たった一つの勘違いなら。


誘われないはずと思っていた飲み会には、いかにも嫌そうな顔をした恵理花に翌週になってから誘われた。

「金曜に飲み会するんだけど、高橋が詩織も呼んでってうるさいんだよね。来られる?」

「恵理花が良ければ行くけど」

「誘ってるんだからいいに決まってるでしょ?」

とは言うが、気に入らないって顔をしている。なんだか慌ただしくて気にしていなかったけれど、まだ怒ってるってほど私何かしたのかな。

「詩織はまだ婚活しないのかなと思ったけど、気が変わった?」

「婚活ってわけじゃないけど、高橋くんには仕事でもお世話になったし断りにくいかなって」

高橋くんに協力してることに気付いてるのかな。私だってあなた達のことに巻き込まれたいわけではないんだけど。
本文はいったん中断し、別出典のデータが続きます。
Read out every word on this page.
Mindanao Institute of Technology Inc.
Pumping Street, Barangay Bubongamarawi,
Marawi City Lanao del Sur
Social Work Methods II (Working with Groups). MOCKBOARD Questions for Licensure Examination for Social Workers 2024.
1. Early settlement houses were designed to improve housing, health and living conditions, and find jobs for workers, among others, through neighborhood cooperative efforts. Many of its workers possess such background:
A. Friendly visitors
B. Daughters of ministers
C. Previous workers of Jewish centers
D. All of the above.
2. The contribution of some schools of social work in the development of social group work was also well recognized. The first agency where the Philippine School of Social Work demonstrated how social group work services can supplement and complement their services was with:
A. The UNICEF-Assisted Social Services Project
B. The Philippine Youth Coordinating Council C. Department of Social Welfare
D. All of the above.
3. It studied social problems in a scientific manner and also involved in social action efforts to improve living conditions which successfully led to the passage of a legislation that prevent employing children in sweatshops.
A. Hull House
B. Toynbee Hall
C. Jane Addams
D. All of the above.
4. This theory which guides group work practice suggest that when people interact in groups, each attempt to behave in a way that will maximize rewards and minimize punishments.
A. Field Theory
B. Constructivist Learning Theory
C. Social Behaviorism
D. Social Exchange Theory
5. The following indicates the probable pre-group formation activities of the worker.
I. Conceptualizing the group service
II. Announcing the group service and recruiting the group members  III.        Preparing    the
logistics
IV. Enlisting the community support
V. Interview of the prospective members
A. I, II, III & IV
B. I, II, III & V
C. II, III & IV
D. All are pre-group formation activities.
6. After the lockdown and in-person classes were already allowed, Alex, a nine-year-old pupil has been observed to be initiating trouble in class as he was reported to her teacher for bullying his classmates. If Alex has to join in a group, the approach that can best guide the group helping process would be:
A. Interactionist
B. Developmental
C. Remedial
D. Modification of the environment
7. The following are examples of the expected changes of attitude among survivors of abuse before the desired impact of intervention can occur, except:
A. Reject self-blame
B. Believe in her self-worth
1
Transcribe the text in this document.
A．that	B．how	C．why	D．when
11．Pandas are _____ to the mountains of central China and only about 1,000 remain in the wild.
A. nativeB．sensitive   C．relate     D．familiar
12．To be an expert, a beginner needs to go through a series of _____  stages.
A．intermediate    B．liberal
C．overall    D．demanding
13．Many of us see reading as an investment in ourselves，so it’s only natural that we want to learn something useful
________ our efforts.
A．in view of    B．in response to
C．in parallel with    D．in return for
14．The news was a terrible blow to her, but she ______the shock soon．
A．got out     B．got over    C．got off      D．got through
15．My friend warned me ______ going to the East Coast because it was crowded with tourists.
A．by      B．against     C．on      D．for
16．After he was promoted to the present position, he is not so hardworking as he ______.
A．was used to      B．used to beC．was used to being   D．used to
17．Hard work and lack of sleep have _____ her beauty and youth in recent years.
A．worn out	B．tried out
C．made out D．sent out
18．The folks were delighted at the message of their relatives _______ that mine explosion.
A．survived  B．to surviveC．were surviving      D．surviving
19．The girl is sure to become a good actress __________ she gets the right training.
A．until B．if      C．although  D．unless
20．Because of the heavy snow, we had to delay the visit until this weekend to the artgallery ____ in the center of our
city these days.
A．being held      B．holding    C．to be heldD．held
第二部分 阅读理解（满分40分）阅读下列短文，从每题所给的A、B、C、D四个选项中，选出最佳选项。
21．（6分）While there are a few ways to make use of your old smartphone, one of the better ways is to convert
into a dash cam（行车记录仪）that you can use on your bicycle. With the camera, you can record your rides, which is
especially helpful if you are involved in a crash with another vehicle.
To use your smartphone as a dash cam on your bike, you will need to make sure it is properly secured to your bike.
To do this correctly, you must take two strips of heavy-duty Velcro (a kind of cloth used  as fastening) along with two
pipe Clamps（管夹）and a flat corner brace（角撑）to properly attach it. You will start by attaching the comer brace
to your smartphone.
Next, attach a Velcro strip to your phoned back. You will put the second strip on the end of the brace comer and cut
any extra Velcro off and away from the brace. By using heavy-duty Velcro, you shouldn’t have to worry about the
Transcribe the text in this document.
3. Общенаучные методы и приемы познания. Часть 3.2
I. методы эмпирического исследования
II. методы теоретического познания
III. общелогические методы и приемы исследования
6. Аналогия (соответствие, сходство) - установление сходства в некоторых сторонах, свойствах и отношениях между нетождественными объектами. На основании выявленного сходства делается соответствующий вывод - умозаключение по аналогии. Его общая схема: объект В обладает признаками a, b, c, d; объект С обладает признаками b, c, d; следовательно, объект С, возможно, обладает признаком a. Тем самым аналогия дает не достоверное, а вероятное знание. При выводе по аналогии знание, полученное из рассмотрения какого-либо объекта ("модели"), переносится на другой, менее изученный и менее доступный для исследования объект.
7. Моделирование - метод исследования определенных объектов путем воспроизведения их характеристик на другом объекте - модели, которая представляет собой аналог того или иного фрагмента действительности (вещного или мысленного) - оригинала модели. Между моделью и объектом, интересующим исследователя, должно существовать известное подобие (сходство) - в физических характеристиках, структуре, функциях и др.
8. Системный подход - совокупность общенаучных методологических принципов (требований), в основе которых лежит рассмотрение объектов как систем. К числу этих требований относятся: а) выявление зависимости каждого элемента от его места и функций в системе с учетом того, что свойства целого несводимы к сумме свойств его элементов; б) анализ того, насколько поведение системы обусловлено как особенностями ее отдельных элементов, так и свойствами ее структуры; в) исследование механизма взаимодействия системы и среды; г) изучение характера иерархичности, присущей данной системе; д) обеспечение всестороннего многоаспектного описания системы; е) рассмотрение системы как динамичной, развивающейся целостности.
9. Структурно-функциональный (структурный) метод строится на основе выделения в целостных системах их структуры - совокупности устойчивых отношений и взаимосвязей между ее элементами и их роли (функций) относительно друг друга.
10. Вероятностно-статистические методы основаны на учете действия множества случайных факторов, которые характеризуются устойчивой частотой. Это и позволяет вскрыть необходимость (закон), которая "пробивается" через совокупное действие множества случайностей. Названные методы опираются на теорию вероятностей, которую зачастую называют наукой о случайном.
「私のこと気にしてるんだったら、ぜんっぜん必要ないから。高橋とかほんと今さらどうでもいいし。ご自由にどうぞ、本当に」

あれ、これはちょっと勘違いしているのかもとわかってしまった。

高橋くんと私が最近仲良いとか思ってる?もしかしてそれで私と距離取ってるとか?

誤解を解かない方がいいのかも。もし、私に譲るのは嫌だなって思う程度の気持ちが恵理花にあるなら、高橋くんにラストワンチャンスありかもしれない。

「恵理花がいいなら行くけど」

と同じ言葉を繰り返しておいた。それをどう取るかはお任せしようと思う。これっきりだよ、高橋くん。